The oil market sentiment continues to be tempered by concerns over Chinese demand, even as OPEC+ decisions to maintain supply cuts have led to a 1.4 million barrels per day contraction in global output. Ongoing production restrictions by OPEC and sanctions affecting Russian exports have kept supplies tight. Additionally, China’s reduced oil importation, which saw a 5.7% decline to 10.8 million barrels per day in the early months of the year from 11.4 million barrels per day in December, has compounded worries about demand.


  • War escalation in Ukraine or the Middle East: These conflicts hold significant implications for Europe. Specifically, if Russian forces were to advance across the Belarussian border, 150 kilometers north of Kyiv, this could precipitate a rapid devaluation of EURUSD, potentially driving it towards the 0.90 threshold. Furthermore, statements made by former US President Donald Trump concerning a potential withdrawal from NATO commitments have notably undermined the confidence of US allies.
  • US-China tensions: US-China friction remains strong, with increasing tension around Taiwan and the South China Sea.
  • Recession: So far, the US has escaped recession although growth has been tepid, while in Europe anticipated growth is close to zero. By contrast, Asia is experiencing stronger, sustainable growth, fueled by China’s slowing, yet substantial growth (close to 5% in 2023).


  • Income from safe cash deposits: Cash can be safely placed in cash deposits and earn annualized net interest, e.g. over a period of 6 months: 5.25% in USD, 4.00% in EUR, 5.00% in GBP, 4.00% in AUD.
  • Income from Investment Grade bank bond Issuers: Major banks are implicitly protected by central banks as demonstrated in the Credit Suisse crisis where actual bonds (not AT1) remained secured.
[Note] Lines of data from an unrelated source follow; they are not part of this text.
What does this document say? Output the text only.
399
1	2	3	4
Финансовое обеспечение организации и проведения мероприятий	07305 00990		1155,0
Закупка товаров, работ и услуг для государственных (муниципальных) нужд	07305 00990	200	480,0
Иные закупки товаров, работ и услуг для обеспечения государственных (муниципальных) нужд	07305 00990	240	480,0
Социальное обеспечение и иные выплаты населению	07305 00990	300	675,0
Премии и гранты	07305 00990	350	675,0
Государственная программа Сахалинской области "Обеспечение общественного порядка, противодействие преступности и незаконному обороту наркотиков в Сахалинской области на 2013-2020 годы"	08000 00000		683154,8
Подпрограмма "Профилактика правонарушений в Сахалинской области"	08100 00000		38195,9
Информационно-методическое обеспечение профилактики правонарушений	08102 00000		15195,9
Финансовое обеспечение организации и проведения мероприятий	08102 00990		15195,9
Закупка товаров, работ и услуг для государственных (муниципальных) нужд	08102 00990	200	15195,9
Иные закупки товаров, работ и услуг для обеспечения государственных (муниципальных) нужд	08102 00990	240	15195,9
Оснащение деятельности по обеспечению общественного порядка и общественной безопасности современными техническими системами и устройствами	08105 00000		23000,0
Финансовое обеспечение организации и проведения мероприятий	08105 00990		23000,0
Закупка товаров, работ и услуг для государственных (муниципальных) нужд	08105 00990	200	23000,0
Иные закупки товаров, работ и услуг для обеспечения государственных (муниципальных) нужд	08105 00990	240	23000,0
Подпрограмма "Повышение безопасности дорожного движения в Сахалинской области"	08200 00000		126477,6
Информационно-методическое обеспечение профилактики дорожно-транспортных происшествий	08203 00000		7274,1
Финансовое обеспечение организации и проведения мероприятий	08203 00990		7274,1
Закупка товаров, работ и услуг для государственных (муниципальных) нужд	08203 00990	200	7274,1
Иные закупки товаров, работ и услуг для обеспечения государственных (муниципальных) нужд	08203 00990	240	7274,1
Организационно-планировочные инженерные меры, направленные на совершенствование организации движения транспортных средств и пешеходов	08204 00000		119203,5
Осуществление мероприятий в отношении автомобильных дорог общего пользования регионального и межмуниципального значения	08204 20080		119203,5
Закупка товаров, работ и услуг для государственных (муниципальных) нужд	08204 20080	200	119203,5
Investors can benefit from the substantial yield of a diversified bank bond portfolio of 3 to 10-year duration: close to 6% in USD, 4.5% in EUR, 5.5% in GBP.
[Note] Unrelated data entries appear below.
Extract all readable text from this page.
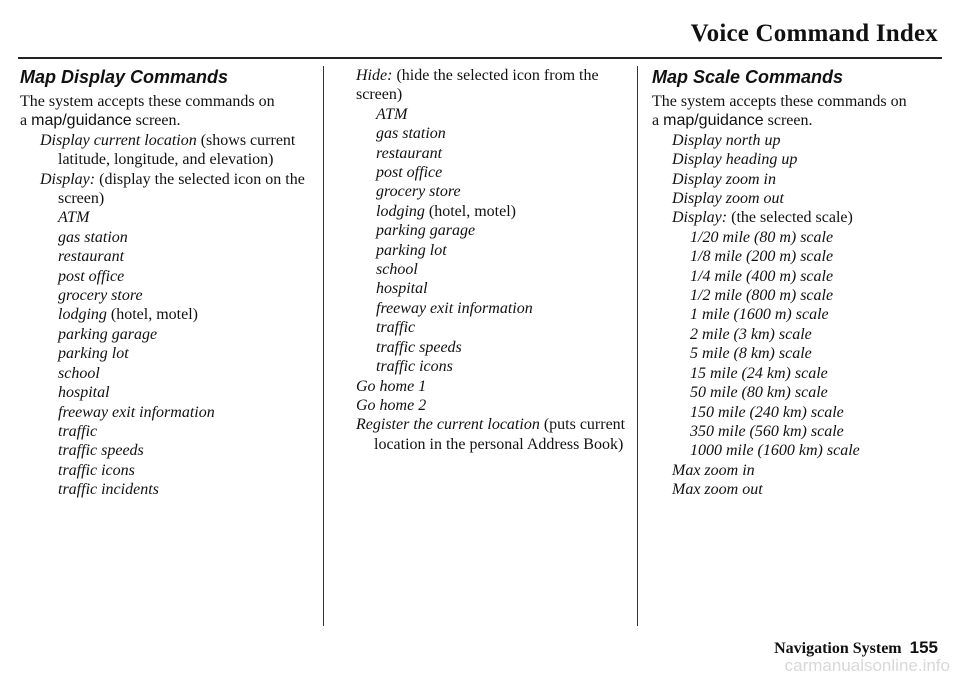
Voice Command Index
Map Display Commands

The system accepts these commands on
a map/guidance screen.

Display current location (shows current latitude, longitude, and elevation)

Display: (display the selected icon on the screen)

ATM

gas station

restaurant

post office

grocery store

lodging (hotel, motel)

parking garage

parking lot

school

hospital

freeway exit information

traffic

traffic speeds

traffic icons

traffic incidents

Hide: (hide the selected icon from the screen)

ATM

gas station

restaurant

post office

grocery store

lodging (hotel, motel)

parking garage

parking lot

school

hospital

freeway exit information

traffic

traffic speeds

traffic icons

Go home 1

Go home 2

Register the current location (puts current location in the personal Address Book)

Map Scale Commands

The system accepts these commands on
a map/guidance screen.

Display north up

Display heading up

Display zoom in

Display zoom out

Display: (the selected scale)

1/20 mile (80 m) scale

1/8 mile (200 m) scale

1/4 mile (400 m) scale

1/2 mile (800 m) scale

1 mile (1600 m) scale

2 mile (3 km) scale

5 mile (8 km) scale

15 mile (24 km) scale

50 mile (80 km) scale

150 mile (240 km) scale

350 mile (560 km) scale

1000 mile (1600 km) scale

Max zoom in

Max zoom out

Navigation System 155
carmanualsonline.info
  • All-time high, compelling “risk premium” for Chinese stocks: We believe that Chinese stocks’ historically low prices are an opportunity for long-term investors looking for asset growth, substantial income, and de-correlation with Western markets. Given attractive equity valuations and earnings upgrade expectations, we believe mainland Chinese and Hong Kong equity valuations are likely to increase significantly within the next 12 months.
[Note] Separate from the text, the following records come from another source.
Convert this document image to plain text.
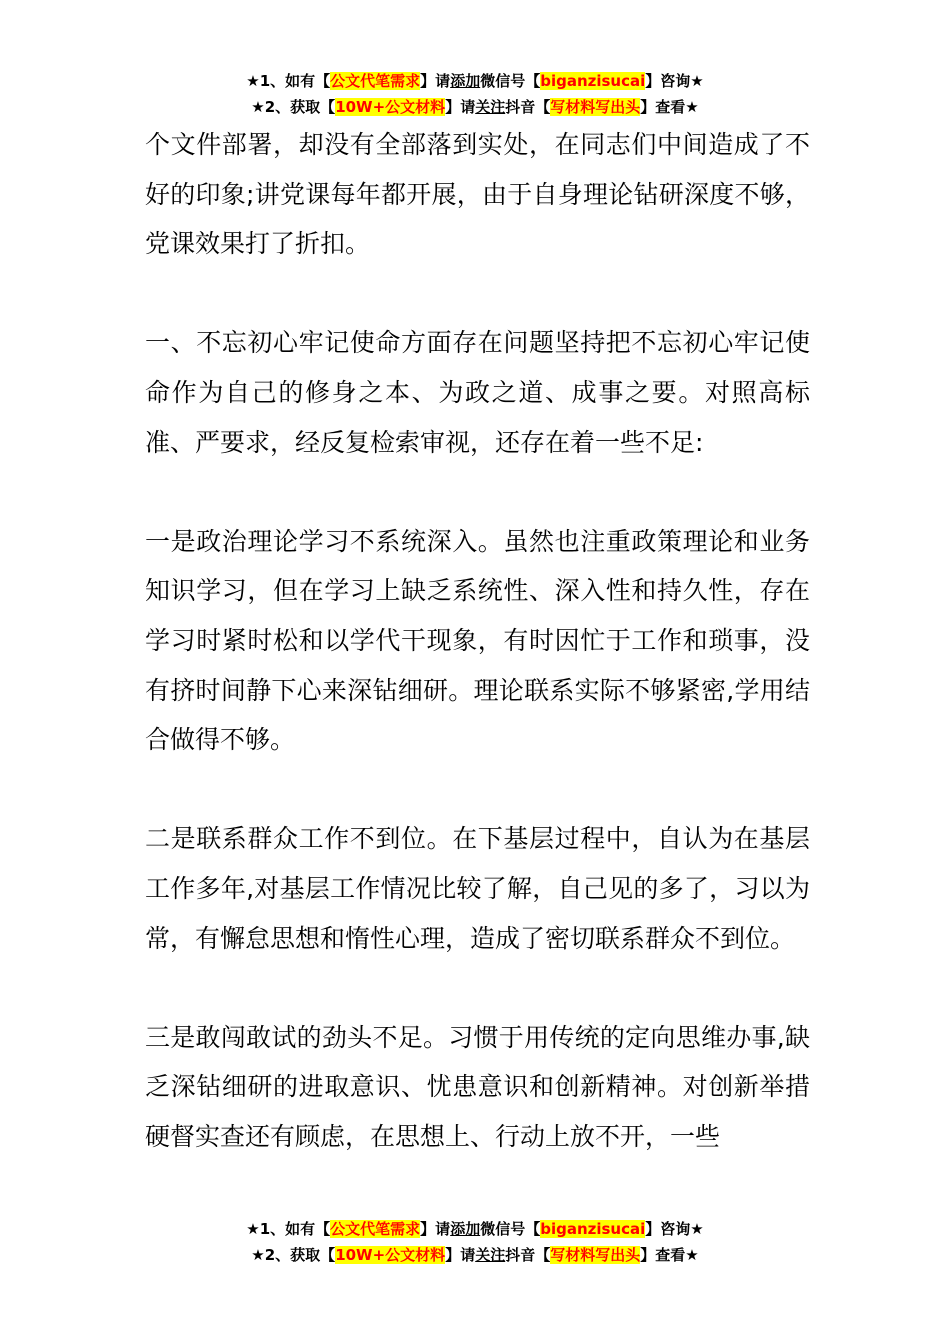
★1、如有【公文代笔需求】请添加微信号【biganzisucai】咨询★
★2、获取【10W+公文材料】请关注抖音【写材料写出头】查看★

个文件部署，却没有全部落到实处，在同志们中间造成了不好的印象;讲党课每年都开展，由于自身理论钻研深度不够，党课效果打了折扣。

一、不忘初心牢记使命方面存在问题坚持把不忘初心牢记使命作为自己的修身之本、为政之道、成事之要。对照高标准、严要求，经反复检索审视，还存在着一些不足:

一是政治理论学习不系统深入。虽然也注重政策理论和业务知识学习，但在学习上缺乏系统性、深入性和持久性，存在学习时紧时松和以学代干现象，有时因忙于工作和琐事，没有挤时间静下心来深钻细研。理论联系实际不够紧密,学用结合做得不够。

二是联系群众工作不到位。在下基层过程中，自认为在基层工作多年,对基层工作情况比较了解，自己见的多了，习以为常，有懈怠思想和惰性心理，造成了密切联系群众不到位。

三是敢闯敢试的劲头不足。习惯于用传统的定向思维办事,缺乏深钻细研的进取意识、忧患意识和创新精神。对创新举措硬督实查还有顾虑，在思想上、行动上放不开，一些

★1、如有【公文代笔需求】请添加微信号【biganzisucai】咨询★
★2、获取【10W+公文材料】请关注抖音【写材料写出头】查看★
  • Japanese yen: The JPY is extremely undervalued, with USDJPY close to its all-time high of 152. The anticipated change in BoJ’s monetary policy in 2024 could trigger a rapid yen re-appreciation of 20%.
  • Nuclear energy: We believe the nuclear sector will be instrumental in the world’s decarbonization efforts. To achieve fossil fuel reduction targets, the nuclear power industry’s safety standards need to be brought to the next level, for instance by using new technology to recycle uranium. New “green” nuclear energy is the number one priority of President Macron in France, while being high on the agenda in the US and China, which will build 150 nuclear power plants in the next 15 years.
  • Defense and security: The wars in Ukraine and Palestine have triggered massive investment in military defense and the overall security sector – including cyber, food, energy, and semiconductor supply security – in Europe and around the world.